Sen. John McCain: I Don’t Have a Temper

Sen. John McCain: I Don’t Have a Temper
by NewsMax.com

A report by NewsMax.com’s Ronald Kessler detailing Senator John McCain’s legendary temper has caught the eye of McCain’s homestate paper, the Arizona Republic.

Dan Nowicki, the paper’s assistant editorial page editor, citing Kessler’s NewsMax.com article, suggested real evidence of the senator’s temper exists. But he quickly noted that McCain has given varying accounts of his temper tantrums — and he even denied he gets angry. Nowicki said McCain needs to “get his stories straight as he campaigns for the 2008 GOP White House nomination.” Nowicki reports that Kessler, NewsMax’s chief correspondent and author of the recent best-selling “Laura Bush — An Intimate Portrait of the First Lady” is reviving worries about Sen. John McCain’s temper and is raising questions if he is emotionally fit to serve as president.
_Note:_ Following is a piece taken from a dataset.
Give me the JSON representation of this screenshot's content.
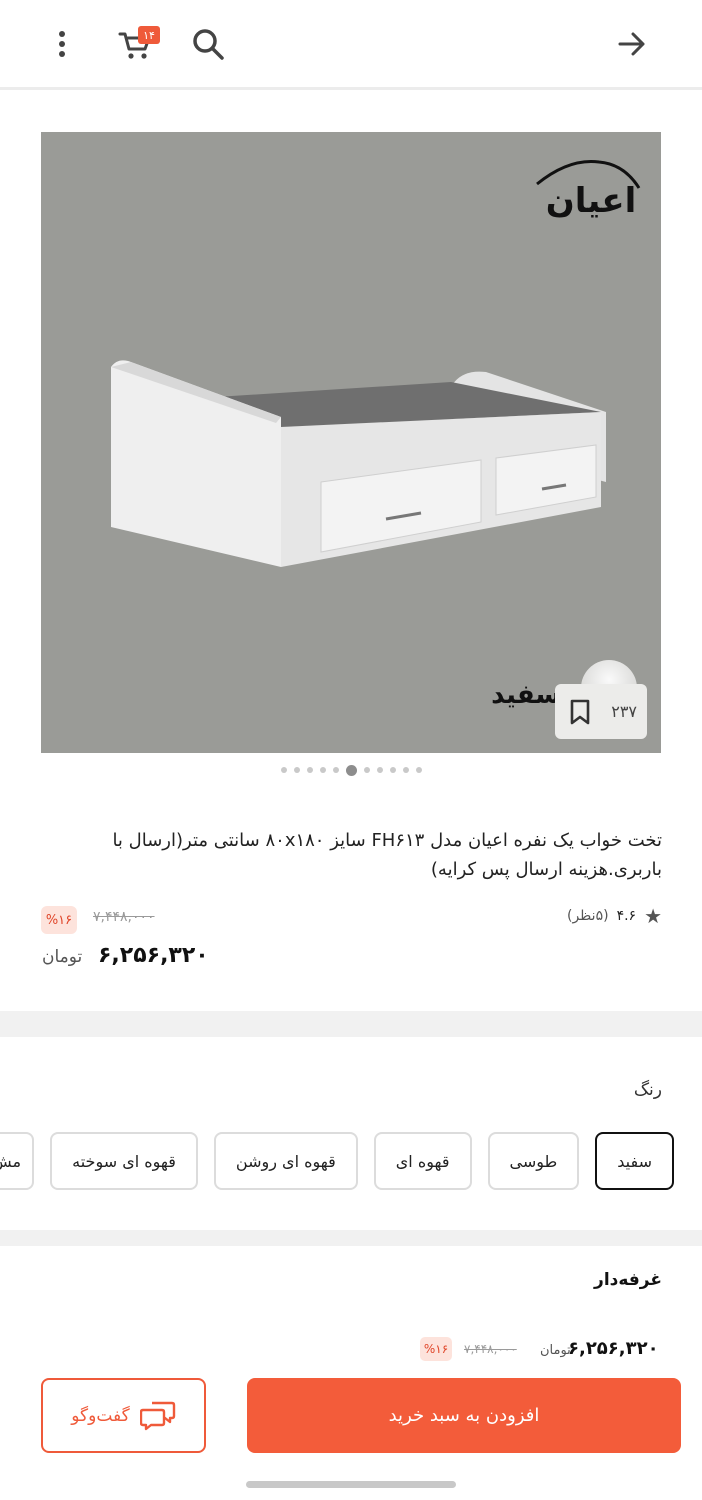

Kessler, Nowicki reported “interviewed former Capitol Hill associates of McCain as well as former Arizona Republic publisher Pat Murphy, former Phoenix Mayor Paul Johnson and Judy Leiby, a former aide to Sen. Dennis DeConcini, D-Ariz.”
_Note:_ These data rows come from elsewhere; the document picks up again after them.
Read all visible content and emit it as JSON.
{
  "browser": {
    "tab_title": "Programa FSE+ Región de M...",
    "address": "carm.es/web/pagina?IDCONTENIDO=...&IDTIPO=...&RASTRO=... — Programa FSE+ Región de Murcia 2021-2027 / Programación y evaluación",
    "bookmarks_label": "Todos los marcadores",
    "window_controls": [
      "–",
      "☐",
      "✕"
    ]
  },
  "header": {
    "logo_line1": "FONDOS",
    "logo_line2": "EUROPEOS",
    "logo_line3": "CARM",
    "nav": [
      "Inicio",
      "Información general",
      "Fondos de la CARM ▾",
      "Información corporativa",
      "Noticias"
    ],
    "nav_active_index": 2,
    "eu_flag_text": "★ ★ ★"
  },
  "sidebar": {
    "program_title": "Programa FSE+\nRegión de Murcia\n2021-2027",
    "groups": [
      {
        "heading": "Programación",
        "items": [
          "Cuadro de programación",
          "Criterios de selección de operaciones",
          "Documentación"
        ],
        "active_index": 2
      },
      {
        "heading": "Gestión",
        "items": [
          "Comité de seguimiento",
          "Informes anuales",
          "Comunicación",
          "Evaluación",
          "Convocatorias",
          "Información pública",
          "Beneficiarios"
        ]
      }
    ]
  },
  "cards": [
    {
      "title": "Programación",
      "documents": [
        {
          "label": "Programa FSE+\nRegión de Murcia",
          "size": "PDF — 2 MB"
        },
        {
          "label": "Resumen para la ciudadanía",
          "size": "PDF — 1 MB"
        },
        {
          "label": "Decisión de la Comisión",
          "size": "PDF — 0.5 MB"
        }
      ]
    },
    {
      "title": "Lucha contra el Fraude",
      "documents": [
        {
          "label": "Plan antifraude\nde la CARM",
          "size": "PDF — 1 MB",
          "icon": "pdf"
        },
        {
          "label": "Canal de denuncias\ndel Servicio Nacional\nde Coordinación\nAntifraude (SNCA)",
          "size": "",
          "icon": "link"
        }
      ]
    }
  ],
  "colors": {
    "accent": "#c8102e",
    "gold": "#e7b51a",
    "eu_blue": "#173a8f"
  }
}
“As portrayed by the mainstream media, McCain is an engaging war hero, a man of political moderation positioned between the left and the right,” Kessler wrote. “But to insiders who know him, McCain has an irrational, explosive side that make many of them question whether he is fit to serve as president and be commander in chief. Nowhere is that sentiment stronger than in the Senate, where McCain has few friends or supporters. In fact, when McCain ran for the Republican nomination for president in 2000, only four Republican senators endorsed him.”

“I have witnessed incidents where he has used profanity at colleagues and exploded at colleagues,” Kessler quoted former Senator Bob Smith, a New Hampshire Republican who served with McCain on the Senate Armed Services Committee and on Republican policy committees, as saying. “He would disagree about something and then explode. It was incidents of irrational behavior. We’ve all had incidents where we have gotten angry, but I’ve never seen anyone act like that.”

Kessler continued: “When people have come forward to relate their bizarre experiences with McCain, only minor publications or the foreign press have run their accounts. The favored treatment is reminiscent of the way the press turned a blind eye to John F. Kennedy’s dalliances — except that voters have far more need to know about evidence of instability than presidential infidelities.”

McCain’s temper, Nowicki recalls, “is not news. He even addressed the topic himself at a March 18, 2004, forum at Scottsdale Community College. Scottsdale Republic general manager Michael Ryan had asked McCain what the biggest misconception about him was.”

McCain’s answer? “I hope that the misconception is, but I’m not sure it’s a misconception, that I have a very bad temper. I have had a bad temper in my life. In my early days in office, I displayed that temper, always to my detriment. Every time I ever lost my temper, I regretted it since then.